[Acute pancreatitis caused by hypertriglyceridemia].Orv Hetil. 2010 Nov 07; 151(45):1869-74.OH
Hypertriglyceridemia is reported to cause 1-7% of the cases of acute pancreatitis.
The aim of the present study was to assess the clinical features and management of pancreatitis with hypertriglyceridemia in our tertiary center.
Between 1 January 2007 and 31 December 2009, patients with a diagnosis of hypertriglyceridemia-induced acute pancreatitis were reviewed. Patients with pancreatitis and serum triglyceride levels greater than 11.3 mmol/l (≈1000 mg/dl) were included. Acute pancreatitis with other etiologies was excluded.
26 patients (2 women, 24 men; median age at presentation 42 years; range: 22-70) were diagnosed with hypertriglyceridemia‑induced acute pancreatitis; 3 patients had altogether 7 relapses. The total number of cases was 33, which accounted for 4.71% of the total number of acute pancreatitis cases in the examined period. There was a failure in diet in 30.3% and a history of regular alcohol abuse in 57.6% of the cases. A history of diabetes mellitus was present in 38.1%, and gallstones in 9.1% of the cases. Lactescent serum was described on admission in 27.3%. Mean triglyceride level was 47.24 mmol/l (≈4181 mg/dl; 12.4-103.8 mmol/l). Amylase level was elevated to three times the normal in 54.5%, and that of lipase to three times the normal in 58.8%. Necrotizing acute pancreatitis was diagnosed in 7 patients (26.9%), and pseudocyst in 8 patients (30.7%). Administration of insulin, heparin, plasmapheresis and fibrates lowered the triglyceride to 3.71 mmol/l (≈328 mg/dl).

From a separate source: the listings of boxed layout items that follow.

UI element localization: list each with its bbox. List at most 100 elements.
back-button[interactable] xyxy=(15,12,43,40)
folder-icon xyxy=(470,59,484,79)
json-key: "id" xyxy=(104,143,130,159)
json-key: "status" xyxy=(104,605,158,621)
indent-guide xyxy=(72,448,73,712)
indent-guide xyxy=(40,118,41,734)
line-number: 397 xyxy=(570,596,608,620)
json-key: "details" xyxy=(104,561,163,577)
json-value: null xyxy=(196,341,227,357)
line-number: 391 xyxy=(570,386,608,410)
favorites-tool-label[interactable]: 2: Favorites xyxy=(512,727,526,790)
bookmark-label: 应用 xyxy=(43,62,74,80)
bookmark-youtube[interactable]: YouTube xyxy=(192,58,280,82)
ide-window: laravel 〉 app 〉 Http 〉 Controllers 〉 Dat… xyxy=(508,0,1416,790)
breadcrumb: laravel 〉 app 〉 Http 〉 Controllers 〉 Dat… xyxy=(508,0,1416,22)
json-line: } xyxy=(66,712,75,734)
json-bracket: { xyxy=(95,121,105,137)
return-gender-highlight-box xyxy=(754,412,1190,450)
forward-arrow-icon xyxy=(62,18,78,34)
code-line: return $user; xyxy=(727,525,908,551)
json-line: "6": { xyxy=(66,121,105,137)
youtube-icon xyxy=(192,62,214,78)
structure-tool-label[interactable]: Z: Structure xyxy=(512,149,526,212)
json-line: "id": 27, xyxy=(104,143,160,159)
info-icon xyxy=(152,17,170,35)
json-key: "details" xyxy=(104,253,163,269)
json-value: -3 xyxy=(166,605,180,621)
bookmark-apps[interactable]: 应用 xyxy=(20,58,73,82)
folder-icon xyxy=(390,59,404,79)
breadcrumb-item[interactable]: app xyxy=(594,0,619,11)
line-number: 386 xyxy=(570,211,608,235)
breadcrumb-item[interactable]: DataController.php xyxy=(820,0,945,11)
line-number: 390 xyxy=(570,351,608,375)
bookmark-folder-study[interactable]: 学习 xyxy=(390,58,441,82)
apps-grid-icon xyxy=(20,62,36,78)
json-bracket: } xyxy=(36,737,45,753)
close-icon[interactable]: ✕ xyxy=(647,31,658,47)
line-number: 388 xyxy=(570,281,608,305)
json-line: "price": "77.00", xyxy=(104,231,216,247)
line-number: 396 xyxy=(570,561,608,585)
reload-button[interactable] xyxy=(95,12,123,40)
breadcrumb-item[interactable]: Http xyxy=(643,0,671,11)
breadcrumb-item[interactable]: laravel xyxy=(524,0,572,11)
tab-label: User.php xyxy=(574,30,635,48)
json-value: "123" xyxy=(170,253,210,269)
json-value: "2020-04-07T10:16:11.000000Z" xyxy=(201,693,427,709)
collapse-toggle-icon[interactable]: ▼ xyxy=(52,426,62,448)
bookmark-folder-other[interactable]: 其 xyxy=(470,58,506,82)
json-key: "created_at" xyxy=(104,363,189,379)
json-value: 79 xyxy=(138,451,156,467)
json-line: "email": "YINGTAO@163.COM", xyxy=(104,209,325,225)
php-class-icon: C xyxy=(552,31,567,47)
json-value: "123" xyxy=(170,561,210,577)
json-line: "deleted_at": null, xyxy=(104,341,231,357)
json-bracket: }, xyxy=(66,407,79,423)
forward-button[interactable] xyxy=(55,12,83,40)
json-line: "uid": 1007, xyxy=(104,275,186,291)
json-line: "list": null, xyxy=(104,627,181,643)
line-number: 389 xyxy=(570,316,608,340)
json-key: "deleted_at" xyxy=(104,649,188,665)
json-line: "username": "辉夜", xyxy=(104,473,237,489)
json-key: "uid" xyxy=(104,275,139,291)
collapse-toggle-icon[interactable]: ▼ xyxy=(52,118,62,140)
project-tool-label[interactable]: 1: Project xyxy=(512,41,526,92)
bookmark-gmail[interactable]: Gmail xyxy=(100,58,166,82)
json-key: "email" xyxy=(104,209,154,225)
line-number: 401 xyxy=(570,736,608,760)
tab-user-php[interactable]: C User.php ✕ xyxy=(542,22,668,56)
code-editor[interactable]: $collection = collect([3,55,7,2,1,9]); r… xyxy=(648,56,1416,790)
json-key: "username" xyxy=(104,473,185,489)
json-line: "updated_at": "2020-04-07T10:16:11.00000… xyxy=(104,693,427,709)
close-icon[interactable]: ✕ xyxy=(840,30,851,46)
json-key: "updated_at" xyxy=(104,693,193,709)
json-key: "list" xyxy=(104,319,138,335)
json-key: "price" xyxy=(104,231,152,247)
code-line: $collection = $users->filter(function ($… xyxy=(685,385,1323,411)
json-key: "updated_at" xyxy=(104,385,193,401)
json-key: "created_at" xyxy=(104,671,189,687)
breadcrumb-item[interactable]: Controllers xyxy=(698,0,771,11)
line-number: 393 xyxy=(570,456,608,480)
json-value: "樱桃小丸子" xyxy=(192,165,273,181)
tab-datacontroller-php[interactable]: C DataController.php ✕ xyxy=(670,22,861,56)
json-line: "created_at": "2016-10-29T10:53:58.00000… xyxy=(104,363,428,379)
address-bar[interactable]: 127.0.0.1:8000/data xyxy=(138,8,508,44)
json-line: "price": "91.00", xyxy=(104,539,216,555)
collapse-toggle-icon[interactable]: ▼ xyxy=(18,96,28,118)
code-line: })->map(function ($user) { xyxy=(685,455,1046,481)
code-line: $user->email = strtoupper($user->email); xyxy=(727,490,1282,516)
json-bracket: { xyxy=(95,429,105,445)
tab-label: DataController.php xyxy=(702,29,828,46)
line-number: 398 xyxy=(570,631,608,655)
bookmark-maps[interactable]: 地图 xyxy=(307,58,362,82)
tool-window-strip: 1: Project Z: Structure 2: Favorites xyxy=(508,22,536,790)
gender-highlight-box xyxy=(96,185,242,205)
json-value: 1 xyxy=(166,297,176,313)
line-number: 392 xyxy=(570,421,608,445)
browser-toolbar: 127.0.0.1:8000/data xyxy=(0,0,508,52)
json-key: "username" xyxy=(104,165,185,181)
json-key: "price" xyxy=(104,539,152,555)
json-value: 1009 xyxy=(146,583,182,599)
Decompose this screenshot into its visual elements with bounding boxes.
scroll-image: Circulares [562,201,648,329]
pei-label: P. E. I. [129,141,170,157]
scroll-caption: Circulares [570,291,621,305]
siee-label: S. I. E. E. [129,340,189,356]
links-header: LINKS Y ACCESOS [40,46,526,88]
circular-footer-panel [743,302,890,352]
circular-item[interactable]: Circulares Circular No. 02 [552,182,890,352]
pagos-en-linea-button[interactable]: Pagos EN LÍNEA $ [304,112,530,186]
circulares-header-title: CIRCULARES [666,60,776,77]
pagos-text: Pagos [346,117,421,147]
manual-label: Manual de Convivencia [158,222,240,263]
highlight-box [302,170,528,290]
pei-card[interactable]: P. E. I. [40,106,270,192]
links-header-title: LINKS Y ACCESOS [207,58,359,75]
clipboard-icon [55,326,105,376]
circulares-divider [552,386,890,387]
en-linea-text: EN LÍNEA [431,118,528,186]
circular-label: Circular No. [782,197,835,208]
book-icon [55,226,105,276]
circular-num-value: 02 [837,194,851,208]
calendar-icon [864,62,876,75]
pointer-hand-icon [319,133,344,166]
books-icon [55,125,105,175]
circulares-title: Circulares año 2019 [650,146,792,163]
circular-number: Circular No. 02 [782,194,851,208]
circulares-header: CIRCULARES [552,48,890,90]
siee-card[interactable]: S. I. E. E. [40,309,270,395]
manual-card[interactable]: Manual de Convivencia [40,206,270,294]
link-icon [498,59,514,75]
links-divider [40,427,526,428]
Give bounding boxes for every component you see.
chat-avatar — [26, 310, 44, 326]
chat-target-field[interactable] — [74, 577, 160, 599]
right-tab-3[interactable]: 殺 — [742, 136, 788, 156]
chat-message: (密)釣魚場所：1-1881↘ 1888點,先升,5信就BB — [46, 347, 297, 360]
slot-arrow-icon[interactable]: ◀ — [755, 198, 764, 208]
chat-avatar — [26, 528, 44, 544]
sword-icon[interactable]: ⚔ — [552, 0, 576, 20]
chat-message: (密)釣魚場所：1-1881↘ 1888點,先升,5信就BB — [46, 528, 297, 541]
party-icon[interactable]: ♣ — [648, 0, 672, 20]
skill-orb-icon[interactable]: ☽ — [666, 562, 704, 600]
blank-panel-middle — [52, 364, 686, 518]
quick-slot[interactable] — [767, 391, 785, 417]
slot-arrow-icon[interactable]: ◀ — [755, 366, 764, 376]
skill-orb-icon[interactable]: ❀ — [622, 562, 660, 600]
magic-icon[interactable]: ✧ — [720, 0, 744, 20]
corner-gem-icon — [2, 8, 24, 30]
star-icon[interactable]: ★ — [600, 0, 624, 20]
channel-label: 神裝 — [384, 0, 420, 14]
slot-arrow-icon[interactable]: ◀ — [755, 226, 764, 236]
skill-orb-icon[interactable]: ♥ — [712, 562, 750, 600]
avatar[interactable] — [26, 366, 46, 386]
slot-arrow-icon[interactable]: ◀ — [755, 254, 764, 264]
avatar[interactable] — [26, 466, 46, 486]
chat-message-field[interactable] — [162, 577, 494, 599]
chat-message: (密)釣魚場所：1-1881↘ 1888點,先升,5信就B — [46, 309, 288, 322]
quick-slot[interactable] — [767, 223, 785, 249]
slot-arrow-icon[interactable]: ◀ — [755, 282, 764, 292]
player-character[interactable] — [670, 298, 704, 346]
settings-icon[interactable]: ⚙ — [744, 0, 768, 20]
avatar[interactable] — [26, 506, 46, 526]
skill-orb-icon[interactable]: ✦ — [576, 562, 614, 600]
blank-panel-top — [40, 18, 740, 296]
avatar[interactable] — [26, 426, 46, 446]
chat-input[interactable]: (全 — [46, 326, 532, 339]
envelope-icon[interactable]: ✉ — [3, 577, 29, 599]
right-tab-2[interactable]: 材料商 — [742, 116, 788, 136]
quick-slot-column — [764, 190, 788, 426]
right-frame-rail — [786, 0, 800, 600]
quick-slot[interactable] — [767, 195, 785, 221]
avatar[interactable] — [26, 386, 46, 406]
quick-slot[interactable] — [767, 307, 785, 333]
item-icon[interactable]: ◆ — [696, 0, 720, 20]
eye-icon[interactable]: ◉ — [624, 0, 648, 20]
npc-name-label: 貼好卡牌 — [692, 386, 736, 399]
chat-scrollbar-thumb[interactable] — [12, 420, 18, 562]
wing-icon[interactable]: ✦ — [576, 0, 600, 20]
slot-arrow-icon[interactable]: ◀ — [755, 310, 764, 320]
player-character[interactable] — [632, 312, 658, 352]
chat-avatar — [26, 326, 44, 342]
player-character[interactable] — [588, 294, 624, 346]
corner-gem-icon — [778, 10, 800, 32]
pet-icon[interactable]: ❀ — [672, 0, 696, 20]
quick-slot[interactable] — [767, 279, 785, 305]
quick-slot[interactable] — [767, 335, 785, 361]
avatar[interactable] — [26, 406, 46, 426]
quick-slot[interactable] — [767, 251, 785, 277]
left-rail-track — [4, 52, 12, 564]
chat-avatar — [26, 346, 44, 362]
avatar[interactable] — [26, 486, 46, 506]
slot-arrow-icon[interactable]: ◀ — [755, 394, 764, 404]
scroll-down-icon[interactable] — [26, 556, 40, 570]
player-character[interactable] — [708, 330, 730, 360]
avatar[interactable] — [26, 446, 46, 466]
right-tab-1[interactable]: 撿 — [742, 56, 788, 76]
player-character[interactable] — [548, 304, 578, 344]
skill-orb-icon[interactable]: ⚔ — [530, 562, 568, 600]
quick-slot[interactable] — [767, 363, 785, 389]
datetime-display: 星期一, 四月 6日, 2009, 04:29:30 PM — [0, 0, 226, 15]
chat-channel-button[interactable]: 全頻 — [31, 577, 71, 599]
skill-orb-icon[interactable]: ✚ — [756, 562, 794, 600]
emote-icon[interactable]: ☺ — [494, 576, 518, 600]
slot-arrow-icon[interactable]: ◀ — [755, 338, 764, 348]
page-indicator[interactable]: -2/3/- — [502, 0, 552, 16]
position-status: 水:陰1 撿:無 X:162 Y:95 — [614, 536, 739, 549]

The clinical course of acute pancreatitis with hypertriglyceridemia does not differ from acute pancreatitis of other causes. Interestingly, levels of serum pancreatic enzymes may be normal or only minimally elevated. Insulin, heparin, plasmapheresis and fibrates effectively reduce lipid levels and relieve symptoms. A low triglyceride level is necessary to prevent relapses.